The decision to confer the Bharat Ratna on former Bihar chief minister Karpoori Thakur (1924-88) is again presumed to be guided by the BJP’s overtures to the eastern state and to Nitish Kumar.

This year’s list includes 40 recipients from OBC, 11 from SC and 15 from ST communities, besides nine Christians, eight Muslims, five Buddhists, two Parsis, and two Jains among others.

Among the five Padma Vibhushan recipients, four are from southern states (two each from Andhra Pradesh and Tamil Nadu) and one from Bihar going posthumously to Sulabh Shauchalaya founder Bindeshwar Pathak. Actor Chiranjeevi and Venkaiah Naidu have been chosen from AP, while danseuse Padma Subrahmanyam and actor Vyjanthimala Bali are from TN.

The long list of recipients from South India is possibly designed to dispel the impression that the BJP government has a bias for the North, from where it draws its strength and majority. Despite trying hard, the party is yet to make a dent in the South. It has failed to emerge as the second largest party in Telangana, while in Kerala and Tamil Nadu, is influence is restricted to a handful of constituencies.

Prime Minister Narendra Modi, however has been reaching out to the South, dressing up in local attires, speaking the local languages, and visiting as many temples in the southern states as possible.

Senior journalist and editor Ashutosh concurs. AP, TN and Kerala remain the weakest links for the BJP, and that is one of the reasons the PM is doing the rounds of southern states and greeting local icons. The Padma awards are yet another attempt to woo the South, he believes.

Journalist and public intellectual Dilip Mandal sees nothing amiss in the ruling party and government conferring the awards on political grounds. “In election years in particular, the awards have always been dictated by political considerations and for political messaging,” he says. Even if political parties feel they can gain a few hundred votes by conferring awards, they tend to take advantage of it.

Should it then be inferred that the awards are an extension this year of BJP’s social engineering and an admission that Modi’s popularity, Ram temple and Hindutva, are not sufficient to fetch votes?

Senior commentator and YouTuber Punya Prasun Vajpayee believes that Narendra Modi has redefined politics and marginalised other parties. The consistent messaging is that no political party can match the stature, reach and popularity of the BJP.

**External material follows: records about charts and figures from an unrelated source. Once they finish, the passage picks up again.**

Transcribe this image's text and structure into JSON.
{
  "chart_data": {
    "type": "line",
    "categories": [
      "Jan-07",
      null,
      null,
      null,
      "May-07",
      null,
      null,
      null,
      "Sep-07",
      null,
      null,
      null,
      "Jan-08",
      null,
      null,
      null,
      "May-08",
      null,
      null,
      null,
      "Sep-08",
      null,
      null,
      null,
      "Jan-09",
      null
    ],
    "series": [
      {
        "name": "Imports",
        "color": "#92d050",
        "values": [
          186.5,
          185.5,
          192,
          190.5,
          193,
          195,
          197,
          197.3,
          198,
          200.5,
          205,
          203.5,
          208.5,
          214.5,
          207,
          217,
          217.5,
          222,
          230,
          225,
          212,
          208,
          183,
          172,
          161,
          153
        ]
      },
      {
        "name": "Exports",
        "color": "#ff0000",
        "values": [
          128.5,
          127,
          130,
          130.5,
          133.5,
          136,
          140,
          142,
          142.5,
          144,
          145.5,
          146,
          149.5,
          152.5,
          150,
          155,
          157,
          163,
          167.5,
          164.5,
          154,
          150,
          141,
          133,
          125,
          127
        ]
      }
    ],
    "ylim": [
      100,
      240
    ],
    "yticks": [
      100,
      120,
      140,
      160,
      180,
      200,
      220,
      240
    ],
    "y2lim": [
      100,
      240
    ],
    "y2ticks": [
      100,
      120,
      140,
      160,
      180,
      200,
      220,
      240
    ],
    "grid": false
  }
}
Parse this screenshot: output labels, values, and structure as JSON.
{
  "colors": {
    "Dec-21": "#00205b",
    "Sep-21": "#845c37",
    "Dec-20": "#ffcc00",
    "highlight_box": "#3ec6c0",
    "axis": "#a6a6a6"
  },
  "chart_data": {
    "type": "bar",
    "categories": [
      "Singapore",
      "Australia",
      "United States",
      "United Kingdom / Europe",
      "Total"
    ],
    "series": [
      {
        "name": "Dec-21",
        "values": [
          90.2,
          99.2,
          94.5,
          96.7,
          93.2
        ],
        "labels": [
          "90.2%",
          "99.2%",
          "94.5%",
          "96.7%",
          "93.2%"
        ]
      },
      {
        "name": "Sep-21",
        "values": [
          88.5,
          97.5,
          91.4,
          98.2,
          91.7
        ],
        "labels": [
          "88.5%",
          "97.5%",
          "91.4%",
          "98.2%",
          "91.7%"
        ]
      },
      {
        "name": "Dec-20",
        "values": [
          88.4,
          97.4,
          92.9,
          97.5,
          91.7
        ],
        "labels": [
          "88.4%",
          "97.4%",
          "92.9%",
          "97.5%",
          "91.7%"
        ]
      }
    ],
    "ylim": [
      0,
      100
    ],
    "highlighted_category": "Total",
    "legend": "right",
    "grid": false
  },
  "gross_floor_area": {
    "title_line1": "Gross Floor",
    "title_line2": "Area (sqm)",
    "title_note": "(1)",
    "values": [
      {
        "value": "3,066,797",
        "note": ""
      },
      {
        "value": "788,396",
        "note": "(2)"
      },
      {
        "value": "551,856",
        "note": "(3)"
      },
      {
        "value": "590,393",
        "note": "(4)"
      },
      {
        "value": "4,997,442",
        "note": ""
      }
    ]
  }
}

Ashutosh dismisses all talk of social engineering and would like to see the Padma Awards as symbolic and mere tokenism. If the BJP were serious about social justice promoted by Karpoori Thakur, it would have accepted reservations, the caste census and affirmative action for OBCs, SCs, STs and minorities.

“Selecting eight Muslims for Padma awards does not explain why there is not a single Muslim in the Union cabinet or why there is not a single Muslim BJP MLA in Uttar Pradesh,” he points out. “If the BJP were serious, it would have to show its seriousness on the ground, where there is no evidence that its attitude or approach to Muslims has undergone any change.”

Bajpai does not agree that West bengal and Bihar are also weak links for the BJP. The party, he argues, has emerged as the second largest political party in these states in the last one-and-a-half decades, and the Bharat Ratna to Karpoori Thakur is meant to consolidate its hold in Bihar. Ashutosh demurs and maintains that both the states will remain weak links for the BJP, which has allowed confusion to prevail about its agenda.

Controversies are possibly unavoidable when national awards are announced, as they rarely remain untouched by personal predilections and political interests. Awards for the arts, science, education and social work, too, have rarely been exceptions to this trend.